I knew this conversation was special the moment Sarah started talking. Not because we were about to geek out on data or HubSpot, but because she kept circling back to HUMANS. Her path is not a highlight reel. It is a series of honest choices. Less perfection. More courage. Less performance. More partnership.
That is where the real impact sits.
From Math and the Navy to Human-Centered Ops
Sarah began as a civilian cost analyst with the U.S. Navy after earning a math degree. Early on, she carried the weight many high achievers know.
- If you never make a mistake, you are safe.
- If you never ask questions, you belong.
Over time, that story cracked. Mentors showed up, a customer success rep who noticed her curiosity. A solutions engineer who made expertise feel welcoming. A manager who said, “Let’s learn it together.”
That changed her operating system. She stopped proving and started partnering. Work got better. So did the people around her.
The Cost of Being Heard
There is a moment from college that mattered. Sarah softened her accent to be taken seriously. It opened doors. It also quieted a piece of home. She is candid about that tradeoff. Hearing it, I thought about how many talented folks reshape themselves just to get a fair shot.
Leaders, sit with this. If your culture only hears certain voices, you are losing ideas you cannot afford to lose.
The Ops Crucible That Built Momentum
Then came the project that moved her from theory to traction. Multiple Salesforce orgs. A new HubSpot integration. An outside agency is already stuck. She was asked to lead. Sarah mapped reality instead of wish lists, wrote decisions down, and gave the team a way to move.
It shipped, not because of luck, but because she kept people confident and the plan simple. That is operations at its best. Clarity over chaos. Progress over posturing.
Empowerment That Works On Tuesday Afternoon
What I love most is how Sarah thinks about empowerment. It is not a slogan. It is two steady habits. First, reflect a person’s worth back to them. Showing up has value, even when knowledge is still catching up. Second, make access and information easy so skills can compound.
Dignity and enablement. Humanity and how-to. That mix turns complex projects into shared wins.
Where HubSpot Fits In
When we looked ahead, Sarah’s excitement was not about shiny tools. It was about what smarter systems can do for real humans. Clean enrichment that updates automatically. Automation that feels natural. Physical gifting that lands at the right moment. Geofenced ads that support a full buying committee.

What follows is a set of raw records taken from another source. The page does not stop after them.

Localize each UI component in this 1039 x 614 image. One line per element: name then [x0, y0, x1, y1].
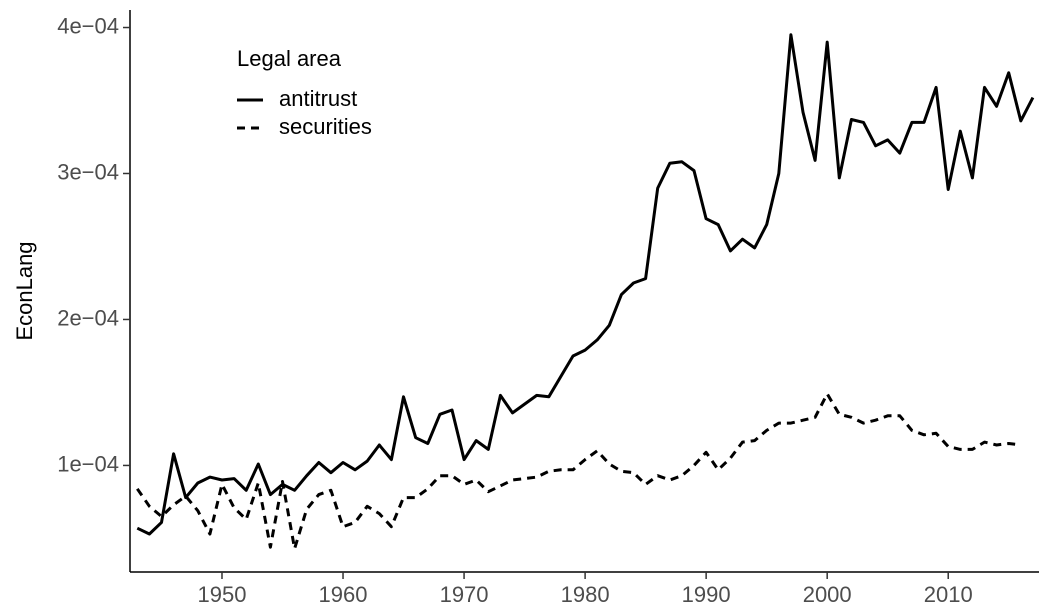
x-tick-label: 2010: [924, 582, 973, 607]
legend-label: securities: [279, 114, 372, 139]
y-axis-label: EconLang: [12, 241, 37, 340]
x-tick-label: 1990: [682, 582, 731, 607]
y-tick-label: 2e−04: [57, 305, 119, 330]
series-line: [136, 392, 1021, 551]
y-tick-label: 1e−04: [57, 451, 119, 476]
series-line: [136, 33, 1035, 536]
x-tick-label: 1970: [440, 582, 489, 607]
legend-title: Legal area: [237, 46, 342, 71]
y-tick-label: 3e−04: [57, 159, 119, 184]
x-tick-label: 1980: [561, 582, 610, 607]
x-tick-label: 1950: [198, 582, 247, 607]
legend-label: antitrust: [279, 86, 357, 111]
x-tick-label: 2000: [803, 582, 852, 607]
y-tick-label: 4e−04: [57, 13, 119, 38]
x-tick-label: 1960: [319, 582, 368, 607]
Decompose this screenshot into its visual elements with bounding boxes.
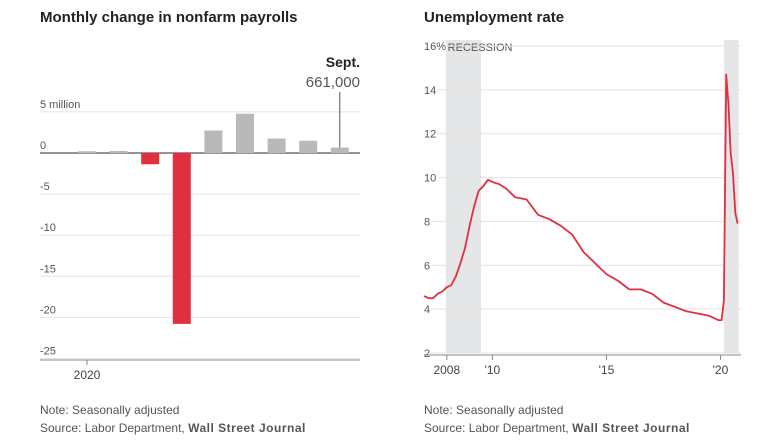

Thought leadership tailored to each decision maker. The rule she returns to is simple. Start with the experience you want a person to have. Then let the tech serve the strategy.
Sarah’s message is clear and steady. Take up space. You are allowed to be here as you figure it out.
You are not an imposter. You are a human.
Find collaborators who lead with generosity. The HubSpot ecosystem is expansive enough for individuals who prioritize outcomes over optics.
Why This Conversation Matters
Operations is not a maze of tools. It is a promise to lower friction for buyers and the teams that serve them. Sarah lives up to that promise. She shows that excellence is not the absence of mistakes. It is the presence of courage, curiosity, and care.
If you needed a practical nudge, take this one. Ask the question. Write the plan. Ship the next step. Keep your roots. Claim your room. Then build a system that helps someone else flourish, too.
I felt grateful to sit with Sarah. The story is honest, useful, and steady. I think you will feel it as you listen.